Learn how to assess whether your investments in online advertising and advertising are paying off. One of the main advantages of digital marketing is the fact that practically anything can be subjected to metrics. However, information overload can also be a problem if managers are not sure what their goals are.
For this reason, more important than knowing how to measure the impact of marketing campaigns is to understand, first, which KPIs should be taken into account. A campaign can be successful in terms of engagement and, at the same time, fail in terms of conversion.
It will all depend, of course, on the goals that your company and your digital marketing team have previously set. Understanding how to get to that level of objectivity is what we’re going to learn in this article.
Find out what metrics impact the business
First of all, it is necessary to understand the objectives of the action in question and, only then, decide which metrics will be used. A campaign that aims to increase the number of views on a page, for example, can be successful without necessarily increasing conversion rates.
In this case, these are different goals and require different strategies. Likewise, the way of analyzing whether the performance was good or bad will also change. In other words, don’t just get hung up on metrics to make decisions, depending on your goal, you might be looking at the wrong KPI.
Impact matrices are an important tool for understanding the relationship between investments and results. Some actions will have no short-term impact and may initially appear to have failed. It is only when they are evaluated with the correct deadline that it is possible to say whether the result in question is positive or negative.
In short: the amount of information available does not in itself guarantee a more accurate analysis. In many cases, it is common to see companies looking at metrics that in practice have little impact on a particular type of action. Remember, therefore, that it is based on the objectives that it is possible to indicate which are the most appropriate metrics.
How to measure correctly?
Should all data obtained be taken into account at all times? The answer is no”. When measuring the behaviour of users of a website, we take into account frequent and infrequent visitors. Not everyone is there for the same purpose, and some certainly don’t even know why they fell there.
Understanding the different behaviours and understanding that not all your visitors will be your customers is critical. Many companies attract customers with discount coupons and promotions, hoping to retain them. However, some of them are not interested in this. They want the discount, pure and simple, and there is no harm in that.
The key point is to understand that there are margins of error to consider. According to the Paretto Principle, 80% of a company’s revenue comes from 20% of its customers. This means that identifying which customers belong to this minority and offering them loyalty actions will certainly bring better results than offering the same for everyone.
By deepening your understanding of customers, you can avoid wasting energy with consumers who are on your page just passing through – for a variety of reasons. That doesn’t mean they aren’t welcome or not important. On the contrary, you need them in your business too.
The focus here is to understand which strategy works best for each audience, according to the stage of the consumer journey they are on. Measuring behaviour is the best way to identify where your customers are heading.
Understand the meaning of metrics and take tests
To choose the most appropriate metrics for each situation, it is necessary to understand what they are for. For example, measuring the number of page views on a website is to see how many times the content has accessed.

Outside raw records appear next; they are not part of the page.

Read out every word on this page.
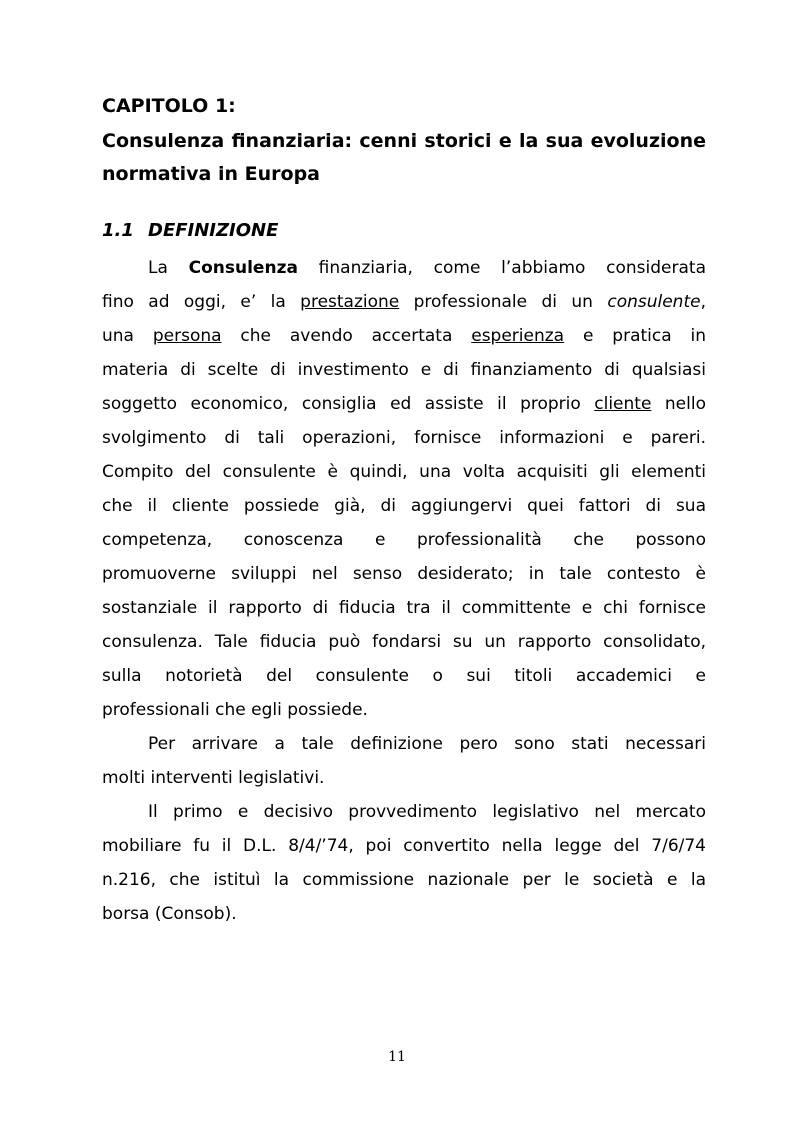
CAPITOLO 1:
Consulenza finanziaria: cenni storici e la sua evoluzione normativa in Europa
1.1 DEFINIZIONE

La Consulenza finanziaria, come l’abbiamo considerata
fino ad oggi, e’ la prestazione professionale di un consulente,
una persona che avendo accertata esperienza e pratica in
materia di scelte di investimento e di finanziamento di qualsiasi
soggetto economico, consiglia ed assiste il proprio cliente nello
svolgimento di tali operazioni, fornisce informazioni e pareri.
Compito del consulente è quindi, una volta acquisiti gli elementi
che il cliente possiede già, di aggiungervi quei fattori di sua
competenza, conoscenza e professionalità che possono
promuoverne sviluppi nel senso desiderato; in tale contesto è
sostanziale il rapporto di fiducia tra il committente e chi fornisce
consulenza. Tale fiducia può fondarsi su un rapporto consolidato,
sulla notorietà del consulente o sui titoli accademici e
professionali che egli possiede.

Per arrivare a tale definizione pero sono stati necessari
molti interventi legislativi.

Il primo e decisivo provvedimento legislativo nel mercato
mobiliare fu il D.L. 8/4/’74, poi convertito nella legge del 7/6/74
n.216, che istituì la commissione nazionale per le società e la
borsa (Consob).

11
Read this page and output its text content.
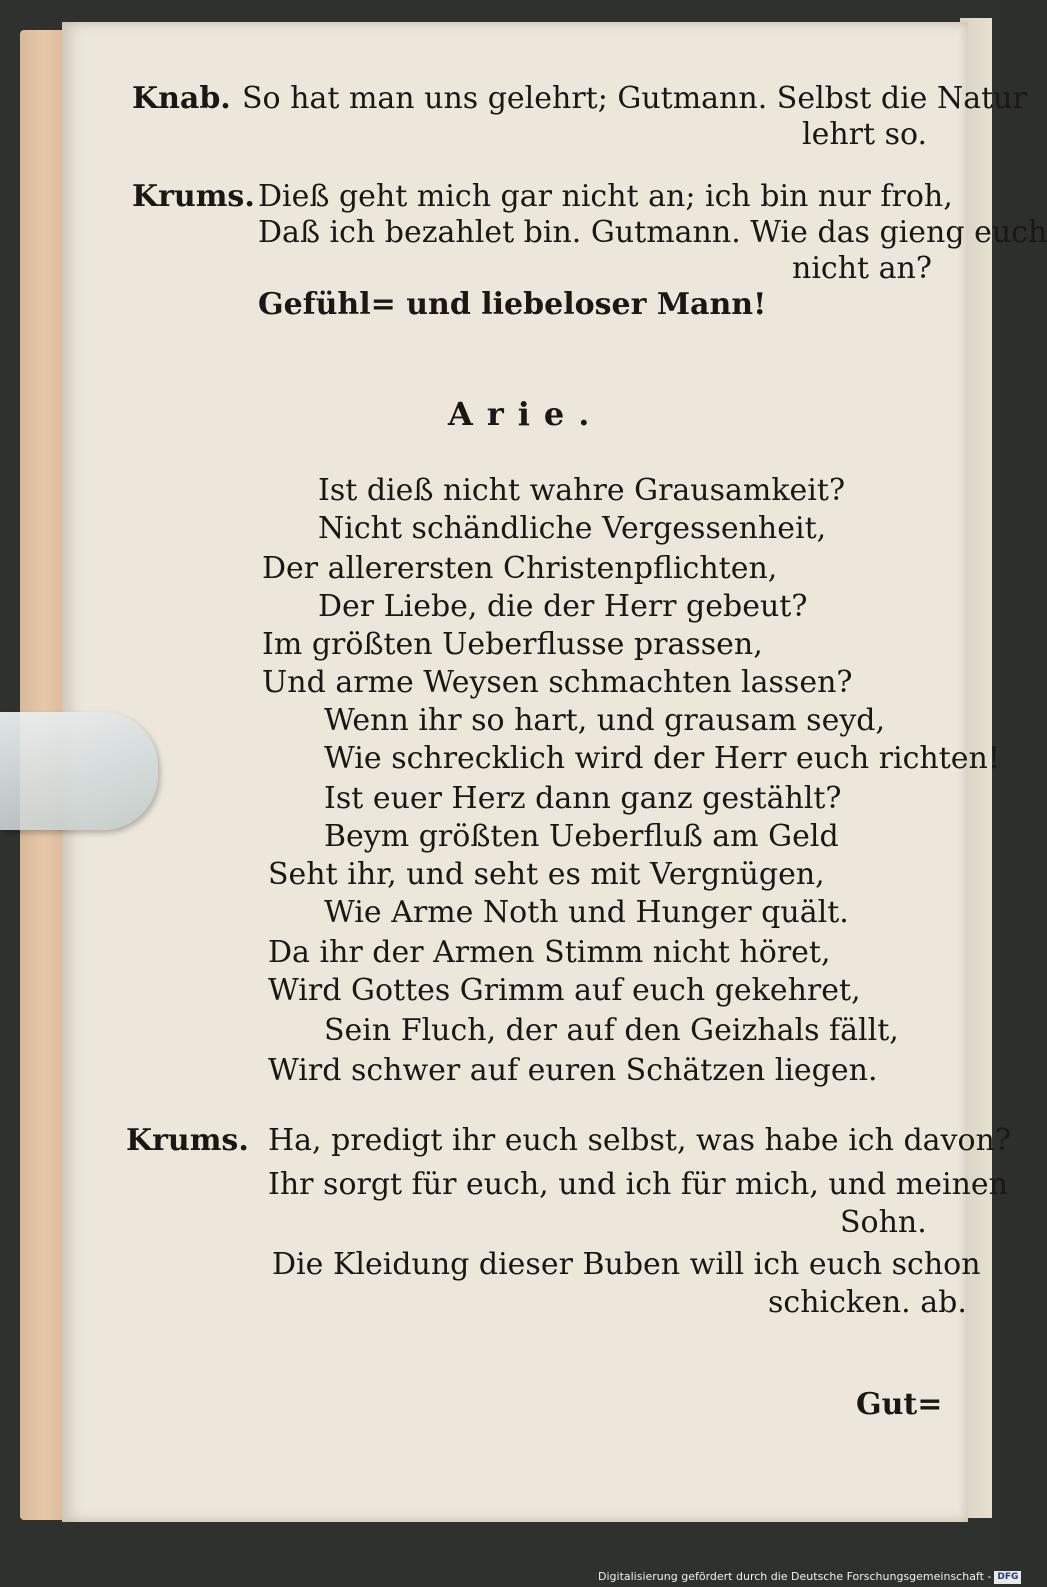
Knab. So hat man uns gelehrt; Gutmann. Selbst die Natur
lehrt so.
Krums. Dieß geht mich gar nicht an; ich bin nur froh,
Daß ich bezahlet bin. Gutmann. Wie das gieng euch
nicht an?
Gefühl= und liebeloser Mann!
Arie.
Ist dieß nicht wahre Grausamkeit?
Nicht schändliche Vergessenheit,
Der allerersten Christenpflichten,
Der Liebe, die der Herr gebeut?
Im größten Ueberflusse prassen,
Und arme Weysen schmachten lassen?
Wenn ihr so hart, und grausam seyd,
Wie schrecklich wird der Herr euch richten!
Ist euer Herz dann ganz gestählt?
Beym größten Ueberfluß am Geld
Seht ihr, und seht es mit Vergnügen,
Wie Arme Noth und Hunger quält.
Da ihr der Armen Stimm nicht höret,
Wird Gottes Grimm auf euch gekehret,
Sein Fluch, der auf den Geizhals fällt,
Wird schwer auf euren Schätzen liegen.
Krums. Ha, predigt ihr euch selbst, was habe ich davon?
Ihr sorgt für euch, und ich für mich, und meinen
Sohn.
Die Kleidung dieser Buben will ich euch schon
schicken. ab.
Gut=
Digitalisierung gefördert durch die Deutsche Forschungsgemeinschaft - DFG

An increase in page views is great news if your main goal is to increase your audience. However, if the idea is to increase the number of users who click to sign up for a newsletter, only the number of page views increasing is of little relevance.
You will need to take into account the amount invested so that the page views would increase and also whether or not there was an increase in the conversion rate. By crossing these data, you will have the following answers:
- Does increasing page views result in increased conversion?
- Does the amount invested in this action justify the increase in conversion obtained?
- If I took other actions with this invested amount, could my company get higher conversion rates?
The answers will not always be positive. In some cases, the strategy will need to revise. In others, increasing investments may improve results even more. Each case should analyze separately, but the lesson you should take from this is: metrics are a means to an end, not the end itself. Increasing numbers on certain metrics don’t mean the company is closer to its goals.
A good digital marketing campaign takes into account multiple factors. From the definition of objectives. It is determine which strategies will adapt and, as a consequence, which metrics will use to evaluate the results.
Elisa Goldstein is an experienced writer at financemag7.com, where she’s credited with more than 200 articles covering everything from entrepreneurial stories to mental health at work.
She also oversees the Comment&Questions, which poses important admission questions to experts in the field, and regularly hosts webinars on various aspects of the business school experience.
Prior to joining financemag7.com, Elisa honed her skills as a freelance writer, tackling a wide array of topics from petcare to car maintenance.
Elisa holds a Master’s degree in Business Administration from the University of Sydney, Australia.